From this I calculated
$$f_Z(z) = e^{-z}$$
but it does not seem to be the correct answer...
What did I do wrong?
The Jacobian that I calculated was
$$ \left | \begin{matrix} \frac{\partial x}{\partial x} =1 & \frac{\partial x}{\partial z} =0 \\ \frac{\partial y}{\partial x} =1 & \frac{\partial y}{\partial z} =-1 \\ \end{matrix} \right | = 1 $$
and I am not confident that this is right.
Approach 1: By the joint density of $(X, Y)$, it can be seen that $X, Y$ i.i.d. $\sim \text{Exp(1)}$, therefore $Z = X + Y$ has $\Gamma(2, 1)$ distribution (this is a property of exponential distribution, see this link).
Approach 2: Calculate the distribution function of $Z$ directly, for $z > 0$: \begin{align} & P[Z \leq z] = P[X + Y \leq z] \\ = & \int_0^z\int_0^{z - x} f_{X, Y}(x, y)dy dx \\ = & \int_0^z \int_0^{z - x}e^{-x - y}dy dx \\ = & \int_0^z e^{-x}(1 - e^{-(z - x)})dx \\ = & \int_0^ze^{-x}dx - \int_0^z e^{-z}dx \\ = & 1 - e^{-z} - ze^{-z}. \end{align} Therefore, $$f_Z(z) = \frac{dP[Z \leq z]}{dz} = e^{-z} - (e^{-z} - ze^{-z}) = ze^{-z}$$, which is the density of $\Gamma(2, 1)$ distribution.

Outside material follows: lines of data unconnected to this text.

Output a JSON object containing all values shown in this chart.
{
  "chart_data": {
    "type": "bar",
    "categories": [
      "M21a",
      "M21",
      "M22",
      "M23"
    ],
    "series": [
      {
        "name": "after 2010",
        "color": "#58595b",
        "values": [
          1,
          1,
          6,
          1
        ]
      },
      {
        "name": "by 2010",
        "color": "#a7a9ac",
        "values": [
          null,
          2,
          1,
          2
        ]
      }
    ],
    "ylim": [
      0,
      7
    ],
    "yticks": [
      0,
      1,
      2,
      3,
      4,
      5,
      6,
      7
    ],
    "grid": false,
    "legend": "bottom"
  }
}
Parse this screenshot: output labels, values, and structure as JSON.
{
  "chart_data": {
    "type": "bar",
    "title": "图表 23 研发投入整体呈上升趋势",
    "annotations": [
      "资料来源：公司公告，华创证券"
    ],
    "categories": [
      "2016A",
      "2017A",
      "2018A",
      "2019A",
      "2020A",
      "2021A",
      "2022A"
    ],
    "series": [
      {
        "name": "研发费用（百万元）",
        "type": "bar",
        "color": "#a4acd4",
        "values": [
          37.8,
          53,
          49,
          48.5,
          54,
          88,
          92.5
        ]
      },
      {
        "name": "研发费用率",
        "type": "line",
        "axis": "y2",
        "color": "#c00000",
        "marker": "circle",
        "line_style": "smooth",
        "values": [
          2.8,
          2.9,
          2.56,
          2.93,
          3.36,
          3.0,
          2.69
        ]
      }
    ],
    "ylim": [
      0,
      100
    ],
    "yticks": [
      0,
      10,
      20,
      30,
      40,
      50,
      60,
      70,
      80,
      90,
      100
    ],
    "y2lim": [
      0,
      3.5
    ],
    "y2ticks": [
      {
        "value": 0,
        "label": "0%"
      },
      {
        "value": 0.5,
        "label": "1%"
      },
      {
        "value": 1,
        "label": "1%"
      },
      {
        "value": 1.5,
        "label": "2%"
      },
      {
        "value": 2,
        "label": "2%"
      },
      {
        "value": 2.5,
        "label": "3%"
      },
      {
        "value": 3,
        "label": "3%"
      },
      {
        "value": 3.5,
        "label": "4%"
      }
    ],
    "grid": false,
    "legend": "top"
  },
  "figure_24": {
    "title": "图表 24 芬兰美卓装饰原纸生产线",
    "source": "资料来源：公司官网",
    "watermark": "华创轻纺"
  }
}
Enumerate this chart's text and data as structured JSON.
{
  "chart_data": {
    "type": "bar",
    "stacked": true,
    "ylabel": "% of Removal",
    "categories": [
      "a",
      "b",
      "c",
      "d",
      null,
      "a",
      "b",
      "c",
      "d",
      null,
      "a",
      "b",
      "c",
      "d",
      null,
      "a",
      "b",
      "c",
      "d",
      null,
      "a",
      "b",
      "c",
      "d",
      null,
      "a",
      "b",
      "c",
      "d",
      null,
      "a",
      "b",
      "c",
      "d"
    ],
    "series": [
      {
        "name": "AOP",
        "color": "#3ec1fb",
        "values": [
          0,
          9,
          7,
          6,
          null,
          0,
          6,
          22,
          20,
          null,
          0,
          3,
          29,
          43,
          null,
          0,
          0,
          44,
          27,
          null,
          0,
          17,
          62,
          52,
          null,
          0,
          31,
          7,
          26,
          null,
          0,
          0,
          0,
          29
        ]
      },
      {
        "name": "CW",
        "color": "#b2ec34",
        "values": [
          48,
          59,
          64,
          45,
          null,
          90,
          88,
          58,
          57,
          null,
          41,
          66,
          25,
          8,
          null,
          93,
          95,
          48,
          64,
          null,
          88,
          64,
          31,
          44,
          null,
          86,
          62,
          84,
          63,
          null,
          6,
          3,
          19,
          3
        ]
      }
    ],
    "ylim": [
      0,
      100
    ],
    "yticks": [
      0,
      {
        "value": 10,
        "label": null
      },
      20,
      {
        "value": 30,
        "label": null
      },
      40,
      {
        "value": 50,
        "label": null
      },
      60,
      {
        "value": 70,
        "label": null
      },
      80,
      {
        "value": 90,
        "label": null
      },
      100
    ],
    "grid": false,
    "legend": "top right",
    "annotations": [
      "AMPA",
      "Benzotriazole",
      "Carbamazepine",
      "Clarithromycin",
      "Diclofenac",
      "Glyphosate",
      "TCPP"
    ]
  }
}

Approach 3: This is your attempt. You may not use $x$ in both the pre-transformation and post-transformation versions. It's better to write the transformation as $$\begin{cases} W = X \\ Z = X + Y. \end{cases}$$ The Jacobian then becomes \begin{align}\frac{\partial(x, y)}{\partial(w, z)} = & \det\begin{pmatrix}\partial x / \partial w & \partial x / \partial z \\ \partial y / \partial w & \partial y / \partial z \end{pmatrix} \\ = & \det\begin{pmatrix} 1 & 0 \\ -1 & 1 \end{pmatrix} = 1. \end{align} Hence the joint density of $(W, Z)$ is $f_{W, Z}(w, z) = e^{-w - (z - w)} \times 1 = e^{-z}, 0 < w < z < \infty$. Finally, do marginalization (pay attention to the integration range of $W$, which probably is the reason you didn't get the correct answer): \begin{align} f_Z(z) = \int_0^z e^{-z} dw = ze^{-z}, 0 < z < \infty. \end{align}
While Approach 1 might be the most expedient, as a general approach, personally I prefer Approach 2 to Approach 3, which is usually more straightforward.